Automotive Industry Standards

Drive Sustainability’s 2023 Progress Report discusses the automotive industry’s advancements in sustainable raw material extraction, workforce wellbeing, and carbon neutrality. It also emphasizes the development of a common standard recognition framework to assess the maturity of ESG standards in responsible sourcing .

https://www.drivesustainability.org/mediaroom/drive-sustainability-launches-its-2023-progress-report/

Legislative Developments

The Critical Raw Materials Act (CRM Act) proposed by the EU aims to secure the supply of raw materials crucial for Europe’s green and digital transition. This includes efforts to reduce dependency on imports by boosting domestic mining and recycling, and diversifying supply sources .

https://www.twobirds.com/en/insights/2024/global/esg-outlook-proposals-for-net-zero-industry-act-and-critical-raw-materials-act

ESG Disclosure Trends

The article from Skadden, Arps, Slate, Meagher & Flom LLP notes the increasing legal and shareholder scrutiny on companies’ ESG disclosures and initiatives, especially in the U.S. It mentions the challenges faced by companies in meeting these evolving standards and the potential legal risks involved.

https://www.skadden.com/insights/publications/2023/07/esg-in-2023-a-mid-year-reviewsee

International ESG Standards

The article from Harvard Law School Corporate Governance discusses the rise of international ESG disclosure standards, noting efforts to consolidate various global sustainability disclosure frameworks under the new International Sustainability Standards Board (ISSB) .

https://corpgov.law.harvard.edu/2023/06/29/the-rise-of-international-esg-disclosure-standards/

Strategic Importance and Challenges

The publication, “Critical Raw Materials Resilience: Charting a Path towards greater Security and Sustainability,” sets a comprehensive framework for addressing the strategic importance and challenges associated with securing a sustainable supply of critical raw materials (CRMs) for Europe. The integration of ESG (Environmental, Social, and Governance) standards, recent legislative developments, and industry-specific ESG challenges and advancements can significantly influence and be influenced by the strategies outlined in the document. The publication also interacts with various ongoing global initiatives and discussions around sustainability and raw materials management which are part of a larger global dialogue about how to manage the planet’s natural resources responsibly. These efforts are interconnected with advancements in technology, international law, economic policies, and environmental protection strategies that are shaping the future of sustainable development worldwide.

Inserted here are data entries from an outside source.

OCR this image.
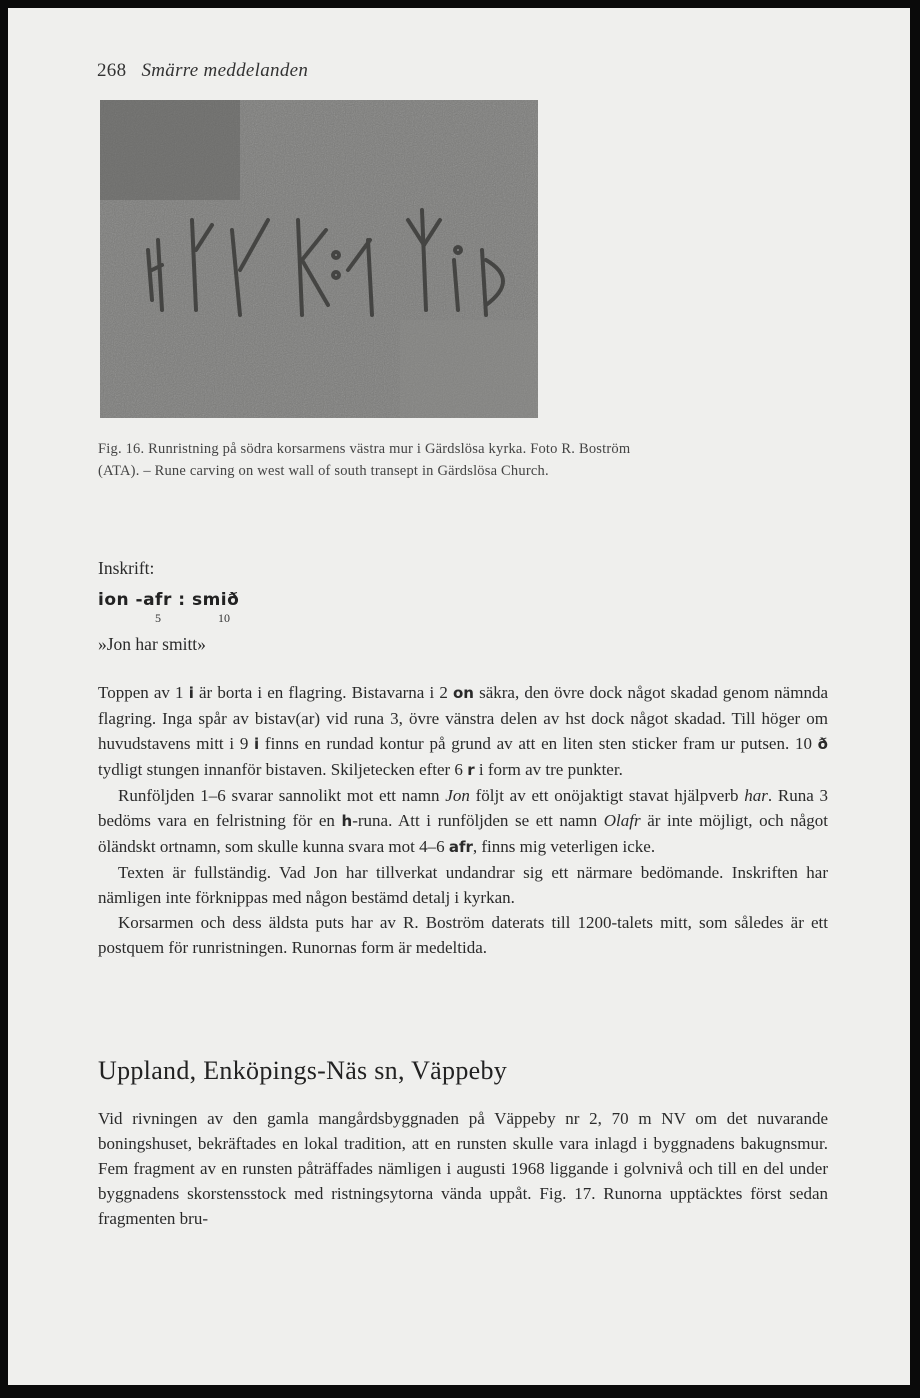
268 Smärre meddelanden
Fig. 16. Runristning på södra korsarmens västra mur i Gärdslösa kyrka. Foto R. Boström
(ATA). – Rune carving on west wall of south transept in Gärdslösa Church.
Inskrift:
ion -afr : smið
5	10
»Jon har smitt»

Toppen av 1 i är borta i en flagring. Bistavarna i 2 on säkra, den övre dock något skadad genom nämnda flagring. Inga spår av bistav(ar) vid runa 3, övre vänstra delen av hst dock något skadad. Till höger om huvudstavens mitt i 9 i finns en rundad kontur på grund av att en liten sten sticker fram ur putsen. 10 ð tydligt stungen innanför bistaven. Skiljetecken efter 6 r i form av tre punkter.

Runföljden 1–6 svarar sannolikt mot ett namn Jon följt av ett onöjaktigt stavat hjälpverb har. Runa 3 bedöms vara en felristning för en h-runa. Att i runföljden se ett namn Olafr är inte möjligt, och något öländskt ortnamn, som skulle kunna svara mot 4–6 afr, finns mig veterligen icke.

Texten är fullständig. Vad Jon har tillverkat undandrar sig ett närmare bedömande. Inskriften har nämligen inte förknippas med någon bestämd detalj i kyrkan.

Korsarmen och dess äldsta puts har av R. Boström daterats till 1200-talets mitt, som således är ett postquem för runristningen. Runornas form är medeltida.

Uppland, Enköpings-Näs sn, Väppeby

Vid rivningen av den gamla mangårdsbyggnaden på Väppeby nr 2, 70 m NV om det nuvarande boningshuset, bekräftades en lokal tradition, att en runsten skulle vara inlagd i byggnadens bakugnsmur. Fem fragment av en runsten påträffades nämligen i augusti 1968 liggande i golvnivå och till en del under byggnadens skorstensstock med ristningsytorna vända uppåt. Fig. 17. Runorna upptäcktes först sedan fragmenten bru-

https://eur-lex.europa.eu/legal-content/EN/TXT/?uri=CELEX:52020DC0474

Innovation and Research Focus

The publication “The need for joined-up thinking in critical raw materials research” Shows an emphasis on innovation in the extraction and processing of CRMs to reduce environmental impacts and enhance efficiency. Recent publications suggest that research is increasingly aligned with geopolitical interests, which could affect global collaboration efforts. This highlights the need for a more inclusive approach to CRM research that supports sustainable development goals worldwide .

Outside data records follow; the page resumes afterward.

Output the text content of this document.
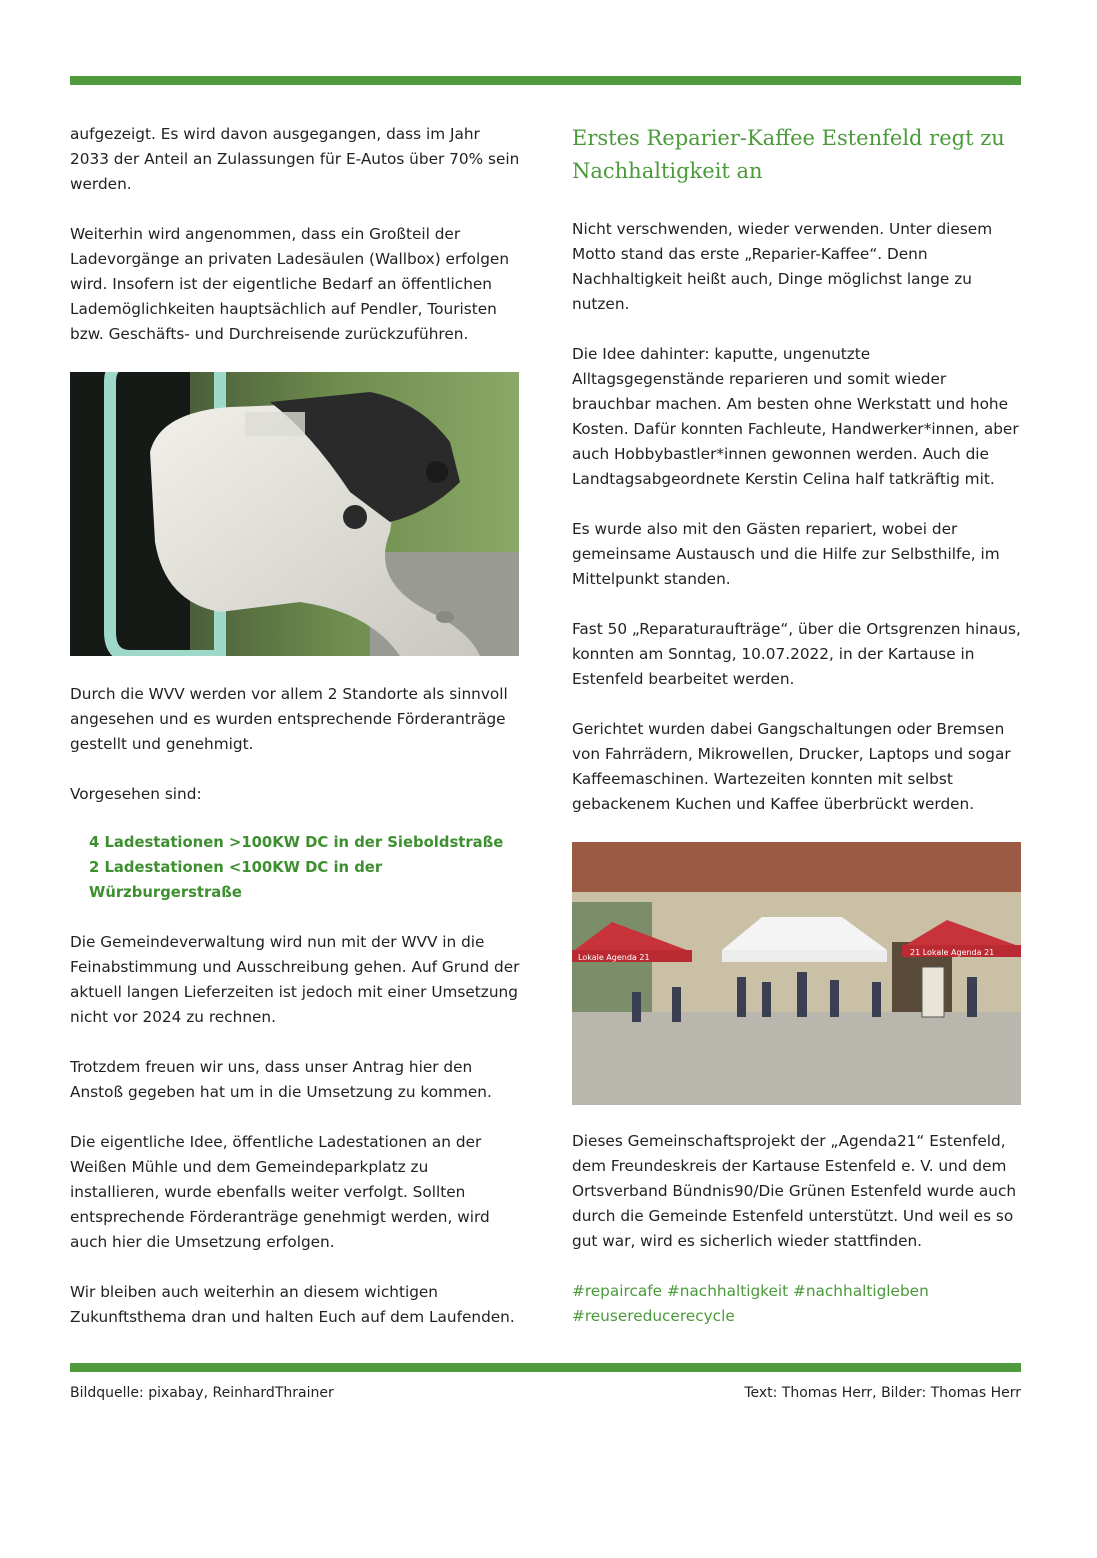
aufgezeigt. Es wird davon ausgegangen, dass im Jahr 2033 der Anteil an Zulassungen für E-Autos über 70% sein werden.

Weiterhin wird angenommen, dass ein Großteil der Ladevorgänge an privaten Ladesäulen (Wallbox) erfolgen wird. Insofern ist der eigentliche Bedarf an öffentlichen Lademöglichkeiten hauptsächlich auf Pendler, Touristen bzw. Geschäfts- und Durchreisende zurückzuführen.

Durch die WVV werden vor allem 2 Standorte als sinnvoll angesehen und es wurden entsprechende Förderanträge gestellt und genehmigt.

Vorgesehen sind:

4 Ladestationen >100KW DC in der Sieboldstraße
2 Ladestationen <100KW DC in der Würzburgerstraße

Die Gemeindeverwaltung wird nun mit der WVV in die Feinabstimmung und Ausschreibung gehen. Auf Grund der aktuell langen Lieferzeiten ist jedoch mit einer Umsetzung nicht vor 2024 zu rechnen.

Trotzdem freuen wir uns, dass unser Antrag hier den Anstoß gegeben hat um in die Umsetzung zu kommen.

Die eigentliche Idee, öffentliche Ladestationen an der Weißen Mühle und dem Gemeindeparkplatz zu installieren, wurde ebenfalls weiter verfolgt. Sollten entsprechende Förderanträge genehmigt werden, wird auch hier die Umsetzung erfolgen.

Wir bleiben auch weiterhin an diesem wichtigen Zukunftsthema dran und halten Euch auf dem Laufenden.

Erstes Reparier-Kaffee Estenfeld regt zu Nachhaltigkeit an

Nicht verschwenden, wieder verwenden. Unter diesem Motto stand das erste „Reparier-Kaffee“. Denn Nachhaltigkeit heißt auch, Dinge möglichst lange zu nutzen.

Die Idee dahinter: kaputte, ungenutzte Alltagsgegenstände reparieren und somit wieder brauchbar machen. Am besten ohne Werkstatt und hohe Kosten. Dafür konnten Fachleute, Handwerker*innen, aber auch Hobbybastler*innen gewonnen werden. Auch die Landtagsabgeordnete Kerstin Celina half tatkräftig mit.

Es wurde also mit den Gästen repariert, wobei der gemeinsame Austausch und die Hilfe zur Selbsthilfe, im Mittelpunkt standen.

Fast 50 „Reparaturaufträge“, über die Ortsgrenzen hinaus, konnten am Sonntag, 10.07.2022, in der Kartause in Estenfeld bearbeitet werden.

Gerichtet wurden dabei Gangschaltungen oder Bremsen von Fahrrädern, Mikrowellen, Drucker, Laptops und sogar Kaffeemaschinen. Wartezeiten konnten mit selbst gebackenem Kuchen und Kaffee überbrückt werden.

Lokale Agenda 21
21 Lokale Agenda 21

Dieses Gemeinschaftsprojekt der „Agenda21“ Estenfeld, dem Freundeskreis der Kartause Estenfeld e. V. und dem Ortsverband Bündnis90/Die Grünen Estenfeld wurde auch durch die Gemeinde Estenfeld unterstützt. Und weil es so gut war, wird es sicherlich wieder stattfinden.

#repaircafe #nachhaltigkeit #nachhaltigleben #reusereducerecycle

Bildquelle: pixabay, ReinhardThrainer	Text: Thomas Herr, Bilder: Thomas Herr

https://pubs.geoscienceworld.org/geoenergy/article-abstract/doi/10.1144/geoenergy2023-001/621642/The-need-for-joined-up-thinking-in-critical-raw

Conclusion

The shift toward a climate-neutral future requires global cooperation and responsible actions and policies to secure that the transition can be applied globally and not only in specific regions. In addition, achieving a sustainable and resilient future in metallurgy requires a strategic evolution that balances technological innovation, responsible resource management, and global collaboration. With such a rising demand for critical raw materials, driven by the transition to renewable energy and circular economy, our needs shift to calls diversifying supply chain, improving processing technologies, researching alternative materials, developing efficient recycling, and advancing extraction technologies.

By integrating environmental, social, and governance (ESG) principles, and fostering partnerships, we can navigate the challenges of critical raw materials, paving the way for an ecologically responsible and economically viable shift toward a sustainable 2050.